In spite of the historically consolidated psychopathological perspective, neuroscientific research applied to schizophrenia has so far almost entirely neglected the first-person experiential dimension of this syndrome, mainly focusing on higher-order cognitive functions such as executive function, working memory, theory of mind, and the like. An alternative view posits that schizophrenia is a self-disorder characterized by anomalous self-experience and awareness. This view may not only shed new light on the psychopathological features of psychosis but also inspire empirical research targeting the bodily and neurobiological changes underpinning this disorder. Recent empirical evidence on the neurobiological basis of a minimal notion of the self, the bodily self, will be presented. The relationship between the body, its motor potentialities and the notion of minimal self will be illustrated. I will posit that this approach can shed new light on the self-disturbances and social deficits characterizing schizophrenia.
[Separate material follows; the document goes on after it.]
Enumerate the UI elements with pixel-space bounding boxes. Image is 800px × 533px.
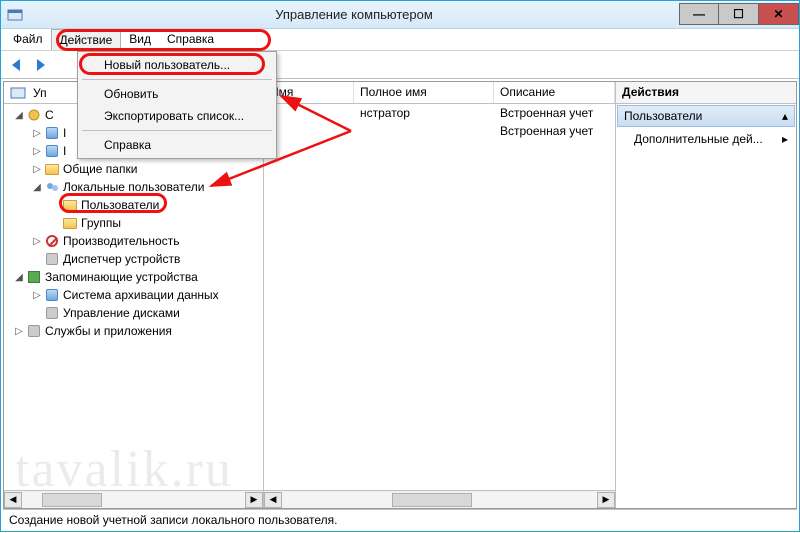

I will propose that cognitive neuroscience can today address classic topics of psychopathology by adding a new level of description, finally enabling the correlation between the first-person experiential aspects of psychiatric diseases and their neurobiological roots. To this purpose, I’ll describe putative neural mechanisms underpinning the blurring of self-other distinction in schizophrenic patients. I will posit that brain function anomalies of multisensory integration, differential processing of self- and other-related bodily information, mediating self-experience, might be at the basis of the imbalance in the pre-reflective relationship of the embodied self to the social world observed in schizophrenia.